The migrations of Wyoming's hooved mammals--mule deer, pronghorn, elk, and moose--between their seasonal ranges are some of the longest and most noteworthy migrations on the North American continent. Wild Migrations presents the previously untold story of these migrations, combining wildlife science and cartography. Facing pages cover more than 50 migration topics, ranging from ecology to conservation and management, enriched by visually stunning graphics and maps, and an introductory essay by Emilene Ostlind.

Out of the Wild Night

Out of the Wild Night PDF

Author: Blue Balliett

Publisher: Scholastic Inc.

Published: 2018-03-27

Total Pages: 216

ISBN-13: 0545867584

DOWNLOAD EBOOK →

From the New York Times bestselling author of Chasing Vemeer an unforgettable story about an island haunted by the past . . . and the ghosts who must help with the present.

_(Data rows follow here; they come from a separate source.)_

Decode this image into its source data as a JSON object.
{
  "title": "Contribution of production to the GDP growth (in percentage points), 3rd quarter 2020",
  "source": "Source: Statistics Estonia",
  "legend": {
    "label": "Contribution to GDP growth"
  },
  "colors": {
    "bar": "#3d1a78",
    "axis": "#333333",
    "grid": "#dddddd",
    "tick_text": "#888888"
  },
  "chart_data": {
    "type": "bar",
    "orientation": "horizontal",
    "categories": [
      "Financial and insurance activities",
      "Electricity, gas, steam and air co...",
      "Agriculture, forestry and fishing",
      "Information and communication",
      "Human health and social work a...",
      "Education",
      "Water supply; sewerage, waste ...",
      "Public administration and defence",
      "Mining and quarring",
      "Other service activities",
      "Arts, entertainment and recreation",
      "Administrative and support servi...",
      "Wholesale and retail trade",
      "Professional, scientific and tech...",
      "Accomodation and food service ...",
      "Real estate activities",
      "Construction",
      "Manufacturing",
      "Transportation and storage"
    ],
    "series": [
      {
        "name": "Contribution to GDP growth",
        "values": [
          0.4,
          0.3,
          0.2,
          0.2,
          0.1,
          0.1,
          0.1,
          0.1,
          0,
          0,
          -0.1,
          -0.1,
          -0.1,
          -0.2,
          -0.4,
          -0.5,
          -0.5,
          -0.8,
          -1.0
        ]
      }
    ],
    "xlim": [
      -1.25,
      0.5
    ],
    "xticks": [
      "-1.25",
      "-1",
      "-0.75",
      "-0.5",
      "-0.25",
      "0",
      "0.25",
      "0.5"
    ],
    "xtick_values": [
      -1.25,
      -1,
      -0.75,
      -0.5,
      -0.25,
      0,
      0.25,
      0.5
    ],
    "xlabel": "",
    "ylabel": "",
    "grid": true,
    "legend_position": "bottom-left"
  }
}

Ghosts are alive on the island of Nantucket. You can hear them in the wind, and in the creaks of the old homes. They want to be remembered. And, even more, they want to protect what was once theirs. The ghosts seem to have chosen a few local kids to be their messengers -- and to help save the island. But in this mystery, the line between those who haunt and those who are haunted is a thin one -- and the past and the present must come to terms with one another in order to secure the future.